Feminismus

„Join our fight – join the pride!“ – ein Interview mit den Organisator:innen der zweiten Dresdner Queer Pride

18. Juni 2022 - 12:05 Uhr

addn: Hallo, nach der 1. QUEER PRIDE im September 2021 habt ihr nun für Samstag, 25. Juni zu einer weiteren Pride durch Dresden aufgerufen. Was habt ihr von der ersten Pride mitgenommen? Was ist seit der letzten Pride geschehen?

queer pride: Die erste Pride in Dresden letztes Jahr war für uns ein voller Erfolg. Wir haben gesehen, wie groß der Bedarf an einer emanzipatorischen, linken, queeren Community hier in Dresden ist. Es kamen noch mehr Leute als wir gedacht hätten, wir waren fast 1.500 Menschen auf der Straße. Viele Initiativen und Gruppen haben sich mit Redebeiträgen beteiligt, es waren Menschen aus Prag, Leipzig, Berlin und dem Dresdner Umland da. Seitdem haben sich auch noch mehr Queers in die Organisation eingebracht. Wir sind daher mehr als zuversichtlich, dass die Pride auch dieses Jahr ein starkes und lautes Signal senden wird. 

addn: Ihr wart auch an anderen queer-feministischen Events wie der Demonstration zum feministischen Kampftag am 8. März und der „Take Back the Night“-Demonstration am 30.04. beteiligt.

queer pride: Ja, für uns ist Pride nicht einmal im Jahr, sondern jeden Tag. Und auch das community building, eines unser zentralen Anliegen, ist eine ganzjährige Aufgabe. Feministische und intersektionale Kämpfe sind auch unsere Kämpfe! In den letzten Jahren sind in Dresden viele neue Gruppen entstanden, die sich explizit von und für Frauen, Lesben, Inter, Trans und Non-binäre Menschen organisieren. Das finden wir toll und unterstützenswert. Der 8. März sowie die „Take Back the Night“-Demo waren kraftvoller Ausdruck dafür. Natürlich sind wir da auch selbst und mit unseren Redebeiträgen gerne dabei! 

addn: Welche Themen bewegen euch aktuell besonders?

queer pride: Ein wichtiger Bestandteil queerer Politik ist leider immer noch der Kampf gegen alltägliche Anfeindungen und Übergriffe, in diesem Zusammenhang beobachten wir die aktuellen Entwicklungen mit Sorge. Die Angriffe auf die Schwulenbar Boys oder zwei Queers vor dem Simmel-Kaufmarkt, die dort Eis aßen und sich küssten zeigen die Dringlichkeit von queerer Organisation, Präsenz und Gegenwehr, in andere Städte in Sachsen und darüber hinaus. 

addn: Das heißt ihr knüpft auch Kontakte außerhalb Deutschlands?

queer pride: Genau. Ein Blick in unser Nachbarland Polen zeigt, wie enorm wichtig das ist.
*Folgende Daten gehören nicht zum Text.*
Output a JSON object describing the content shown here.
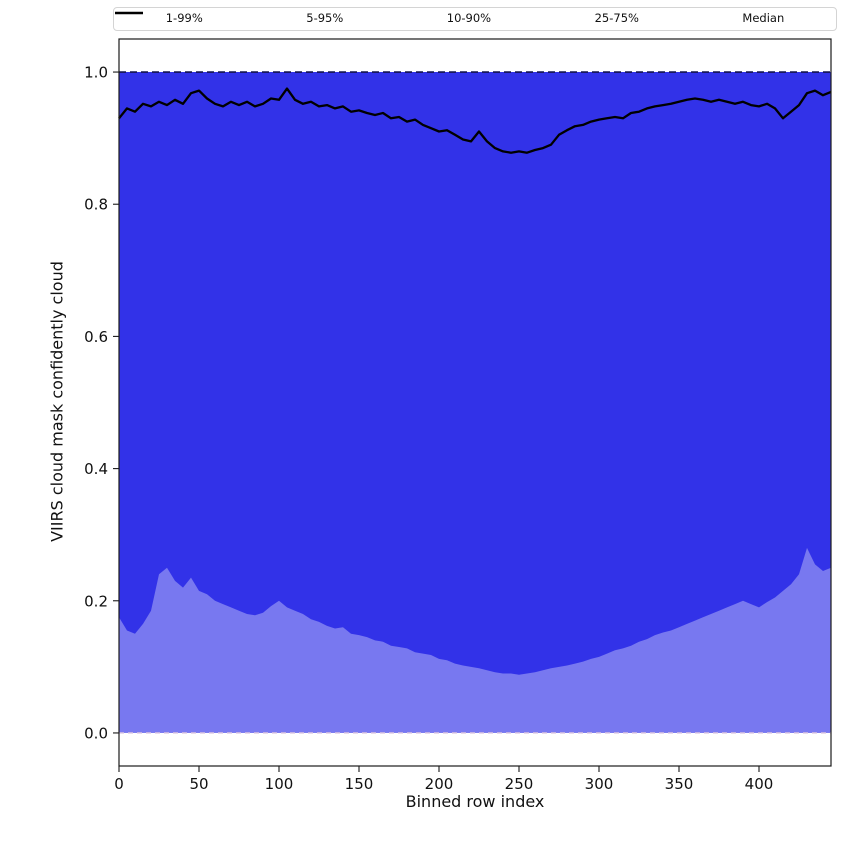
{
  "chart_data": {
    "type": "area",
    "title": "",
    "xlabel": "Binned row index",
    "ylabel": "VIIRS cloud mask confidently cloud",
    "xlim": [
      0,
      445
    ],
    "ylim": [
      -0.05,
      1.05
    ],
    "grid": false,
    "legend_position": "top",
    "xticks": {
      "values": [
        0,
        50,
        100,
        150,
        200,
        250,
        300,
        350,
        400
      ],
      "labels": [
        "0",
        "50",
        "100",
        "150",
        "200",
        "250",
        "300",
        "350",
        "400"
      ]
    },
    "yticks": {
      "values": [
        0.0,
        0.2,
        0.4,
        0.6,
        0.8,
        1.0
      ],
      "labels": [
        "0.0",
        "0.2",
        "0.4",
        "0.6",
        "0.8",
        "1.0"
      ]
    },
    "x_start": 0,
    "x_step": 5,
    "bands": {
      "p99_upper": 1.0,
      "p95_upper": 1.0,
      "p90_upper": 1.0,
      "p75_upper": 1.0,
      "p1_lower": 0.0,
      "p5_lower": 0.0,
      "p10_lower": 0.0,
      "p25_lower": [
        0.175,
        0.155,
        0.15,
        0.165,
        0.185,
        0.24,
        0.25,
        0.23,
        0.22,
        0.235,
        0.215,
        0.21,
        0.2,
        0.195,
        0.19,
        0.185,
        0.18,
        0.178,
        0.182,
        0.192,
        0.2,
        0.19,
        0.185,
        0.18,
        0.172,
        0.168,
        0.162,
        0.158,
        0.16,
        0.15,
        0.148,
        0.145,
        0.14,
        0.138,
        0.132,
        0.13,
        0.128,
        0.122,
        0.12,
        0.118,
        0.112,
        0.11,
        0.105,
        0.102,
        0.1,
        0.098,
        0.095,
        0.092,
        0.09,
        0.09,
        0.088,
        0.09,
        0.092,
        0.095,
        0.098,
        0.1,
        0.102,
        0.105,
        0.108,
        0.112,
        0.115,
        0.12,
        0.125,
        0.128,
        0.132,
        0.138,
        0.142,
        0.148,
        0.152,
        0.155,
        0.16,
        0.165,
        0.17,
        0.175,
        0.18,
        0.185,
        0.19,
        0.195,
        0.2,
        0.195,
        0.19,
        0.198,
        0.205,
        0.215,
        0.225,
        0.24,
        0.28,
        0.255,
        0.245,
        0.25
      ]
    },
    "series": [
      {
        "name": "Median",
        "values": [
          0.93,
          0.945,
          0.94,
          0.952,
          0.948,
          0.955,
          0.95,
          0.958,
          0.952,
          0.968,
          0.972,
          0.96,
          0.952,
          0.948,
          0.955,
          0.95,
          0.955,
          0.948,
          0.952,
          0.96,
          0.958,
          0.975,
          0.958,
          0.952,
          0.955,
          0.948,
          0.95,
          0.945,
          0.948,
          0.94,
          0.942,
          0.938,
          0.935,
          0.938,
          0.93,
          0.932,
          0.925,
          0.928,
          0.92,
          0.915,
          0.91,
          0.912,
          0.905,
          0.898,
          0.895,
          0.91,
          0.895,
          0.885,
          0.88,
          0.878,
          0.88,
          0.878,
          0.882,
          0.885,
          0.89,
          0.905,
          0.912,
          0.918,
          0.92,
          0.925,
          0.928,
          0.93,
          0.932,
          0.93,
          0.938,
          0.94,
          0.945,
          0.948,
          0.95,
          0.952,
          0.955,
          0.958,
          0.96,
          0.958,
          0.955,
          0.958,
          0.955,
          0.952,
          0.955,
          0.95,
          0.948,
          0.952,
          0.945,
          0.93,
          0.94,
          0.95,
          0.968,
          0.972,
          0.965,
          0.97
        ]
      }
    ],
    "legend": [
      {
        "label": "1-99%",
        "color": "#ecdcec",
        "dash": "2 2",
        "width": 1.2
      },
      {
        "label": "5-95%",
        "color": "#d8c0e4",
        "dash": "4 2",
        "width": 1.2
      },
      {
        "label": "10-90%",
        "color": "#7d7df2",
        "dash": "5 3",
        "width": 1.3
      },
      {
        "label": "25-75%",
        "color": "#4040d8",
        "dash": "6 2 2 2",
        "width": 1.6
      },
      {
        "label": "Median",
        "color": "#000000",
        "dash": "",
        "width": 2.5
      }
    ],
    "colors": {
      "band_fill_outer": "#7878f0",
      "band_fill_inner": "#3232e8",
      "top_edge_line": "#15154d",
      "bottom_edge_line": "#d9c4e0",
      "median_line": "#000000",
      "axis": "#1a1a1a",
      "tick_text": "#111111"
    }
  }
}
Dort sorgt die homo-, trans- und queerfeindliche Regierungspropaganda dafür, dass immer mehr queere Menschen, wenn sie es können, das Land verlassen. Über unsere engen Kontakte bekommen wir das hautnah mit. Es ist außerdem auch nicht gänzlich ausgeschlossen, dass sich hier ähnliches entwickelt, auch wenn es in Sachsen an einflussreichen Katholiken mangelt. Dafür gibt es hier die starke AfD, die Reden von der „Gender-Ideologie“ oder „LGBT-Ideologie“ und einer angeblichen Gefährdung der heterosexuellen Familie schwingt.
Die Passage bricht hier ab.